La fondation a distingué les communes selon leur taille. Parmi « les très mauvais élèves » de la catégorie des moins de 5 000 habitants figurent beaucoup de petites villes des régions Provence-Alpes-Côte-d'Azur et Ile-de-France « qui manifestent un égoïsme local inacceptable en cette période de crise du logement », tandis que d'autres, inversement, « présentent des résultats bien supérieurs à leurs objectifs dans des départements dont les besoins en logements accessibles sont conséquents ». Parmi les villes de 5 000 à 50 000 habitants, près de la moitié de celles qui n'ont toujours pas construit de logement social depuis cinq ans sont situées en région PACA. Certaines n'ont, paradoxalement, « pas fait l'objet de constat de carence de la part de l'Etat », ce qui, souligne la fondation, confirme le « laxisme », voire la « complaisance des pouvoirs publics pour des situations pourtant intolérables ». Critique contre laquelle Christine Boutin, ministre du Logement, s'est aussitôt élevée par voie de communiqué : « Des instructions de fermeté ont été adressées aux préfets pour l'établissement des constats de carence pour la période de 2004 à 2007 », a-t-elle précisé.

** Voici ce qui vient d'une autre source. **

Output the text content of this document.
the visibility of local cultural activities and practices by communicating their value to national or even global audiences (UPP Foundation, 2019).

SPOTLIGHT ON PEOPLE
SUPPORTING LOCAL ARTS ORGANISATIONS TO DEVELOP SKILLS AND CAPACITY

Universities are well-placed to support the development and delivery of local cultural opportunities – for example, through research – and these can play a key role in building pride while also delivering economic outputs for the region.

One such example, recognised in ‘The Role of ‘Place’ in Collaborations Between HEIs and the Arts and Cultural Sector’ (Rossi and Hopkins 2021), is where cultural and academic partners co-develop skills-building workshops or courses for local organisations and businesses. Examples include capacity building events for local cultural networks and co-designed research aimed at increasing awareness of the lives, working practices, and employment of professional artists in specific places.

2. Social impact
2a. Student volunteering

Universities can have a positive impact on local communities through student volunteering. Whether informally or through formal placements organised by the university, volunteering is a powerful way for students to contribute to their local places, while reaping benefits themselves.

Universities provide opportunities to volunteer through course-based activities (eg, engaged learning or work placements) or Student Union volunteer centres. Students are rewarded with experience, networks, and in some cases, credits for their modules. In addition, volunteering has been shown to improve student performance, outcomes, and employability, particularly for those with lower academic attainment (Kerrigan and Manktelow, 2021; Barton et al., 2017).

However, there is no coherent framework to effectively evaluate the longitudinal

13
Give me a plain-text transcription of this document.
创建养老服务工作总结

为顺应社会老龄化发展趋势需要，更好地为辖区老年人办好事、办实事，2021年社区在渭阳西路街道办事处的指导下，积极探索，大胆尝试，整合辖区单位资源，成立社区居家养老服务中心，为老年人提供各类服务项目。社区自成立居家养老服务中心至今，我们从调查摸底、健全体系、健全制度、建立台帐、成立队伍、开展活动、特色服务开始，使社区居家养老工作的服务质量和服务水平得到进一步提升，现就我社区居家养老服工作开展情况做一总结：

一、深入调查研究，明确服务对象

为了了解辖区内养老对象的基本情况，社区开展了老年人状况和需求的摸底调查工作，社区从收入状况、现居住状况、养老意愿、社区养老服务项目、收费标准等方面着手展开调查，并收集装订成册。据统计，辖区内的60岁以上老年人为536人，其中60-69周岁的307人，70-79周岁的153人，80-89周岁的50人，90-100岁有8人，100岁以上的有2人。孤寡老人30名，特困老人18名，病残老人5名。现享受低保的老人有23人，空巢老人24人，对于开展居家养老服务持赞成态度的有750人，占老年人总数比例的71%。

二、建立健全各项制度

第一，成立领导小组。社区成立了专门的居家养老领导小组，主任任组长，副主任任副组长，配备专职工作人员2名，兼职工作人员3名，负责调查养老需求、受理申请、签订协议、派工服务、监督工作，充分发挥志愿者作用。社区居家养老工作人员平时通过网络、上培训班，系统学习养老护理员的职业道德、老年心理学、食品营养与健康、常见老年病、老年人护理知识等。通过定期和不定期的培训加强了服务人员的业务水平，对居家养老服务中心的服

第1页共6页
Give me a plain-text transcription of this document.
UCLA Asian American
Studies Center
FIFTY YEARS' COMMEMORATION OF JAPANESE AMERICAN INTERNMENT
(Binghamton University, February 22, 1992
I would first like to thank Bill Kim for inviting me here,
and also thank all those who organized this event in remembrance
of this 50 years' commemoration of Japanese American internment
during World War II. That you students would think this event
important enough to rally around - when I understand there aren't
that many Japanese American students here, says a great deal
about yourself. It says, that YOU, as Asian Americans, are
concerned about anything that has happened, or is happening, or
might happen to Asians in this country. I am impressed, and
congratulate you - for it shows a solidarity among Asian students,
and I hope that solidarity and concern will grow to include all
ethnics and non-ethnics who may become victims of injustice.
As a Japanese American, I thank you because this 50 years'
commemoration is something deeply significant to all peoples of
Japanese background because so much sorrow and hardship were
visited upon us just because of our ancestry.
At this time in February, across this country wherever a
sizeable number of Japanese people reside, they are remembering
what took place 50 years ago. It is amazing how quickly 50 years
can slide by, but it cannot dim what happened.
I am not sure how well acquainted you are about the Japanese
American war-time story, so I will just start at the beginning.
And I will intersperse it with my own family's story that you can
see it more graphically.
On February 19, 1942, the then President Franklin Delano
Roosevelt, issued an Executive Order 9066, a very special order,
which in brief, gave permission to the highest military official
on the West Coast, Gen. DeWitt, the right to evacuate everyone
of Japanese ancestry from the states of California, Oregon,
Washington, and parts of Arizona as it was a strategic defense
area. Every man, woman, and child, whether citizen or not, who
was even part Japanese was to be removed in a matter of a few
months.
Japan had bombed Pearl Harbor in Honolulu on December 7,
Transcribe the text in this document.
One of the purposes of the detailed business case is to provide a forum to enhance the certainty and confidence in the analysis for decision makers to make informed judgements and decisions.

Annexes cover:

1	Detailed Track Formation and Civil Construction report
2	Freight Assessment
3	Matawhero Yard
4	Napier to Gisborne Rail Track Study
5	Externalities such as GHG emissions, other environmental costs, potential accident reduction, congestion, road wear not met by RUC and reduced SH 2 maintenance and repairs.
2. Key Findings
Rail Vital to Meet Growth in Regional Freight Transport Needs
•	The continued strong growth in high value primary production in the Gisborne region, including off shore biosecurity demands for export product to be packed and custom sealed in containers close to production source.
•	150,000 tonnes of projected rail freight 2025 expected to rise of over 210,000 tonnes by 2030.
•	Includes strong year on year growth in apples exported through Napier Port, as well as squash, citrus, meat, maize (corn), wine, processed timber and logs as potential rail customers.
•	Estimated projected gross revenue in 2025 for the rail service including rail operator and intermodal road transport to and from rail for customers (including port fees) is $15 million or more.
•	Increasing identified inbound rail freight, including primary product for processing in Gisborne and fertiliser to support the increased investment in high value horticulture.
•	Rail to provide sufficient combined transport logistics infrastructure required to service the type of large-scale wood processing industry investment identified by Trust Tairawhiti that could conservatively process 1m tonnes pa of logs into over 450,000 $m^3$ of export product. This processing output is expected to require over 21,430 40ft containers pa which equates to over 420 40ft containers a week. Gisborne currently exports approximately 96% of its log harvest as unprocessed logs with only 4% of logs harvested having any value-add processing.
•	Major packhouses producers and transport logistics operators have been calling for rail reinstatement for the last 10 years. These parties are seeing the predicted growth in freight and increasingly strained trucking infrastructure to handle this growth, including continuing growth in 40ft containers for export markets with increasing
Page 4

La loi SRU s'applique à 29 communes de plus de 50 000 habitants. Huit ne la respectaient pas fin 2006. La fondation n'a pas intégré dans son « tableau d'honneur » celles dont le taux initial de logements sociaux était proche de 20 % ou présentant un ratio important de PLS, comme Cannes, Bordeaux ou Asnières (Hauts-de-Seine). Elle a préféré souligner les efforts de communes importantes, dont certaines respectent la loi malgré de fortes contraintes environnementales, telles Paris ou Versailles. Derniers de la classe, en revanche : Saint-Maur-des-Fossés (Val-de-Marne), qui atteint seulement 2 % de ses objectifs, Neuilly-Sur-Seine (Hauts-de-Seine), qui est en deçà de 8 %, Hyères, Toulon ou Nice (50 %).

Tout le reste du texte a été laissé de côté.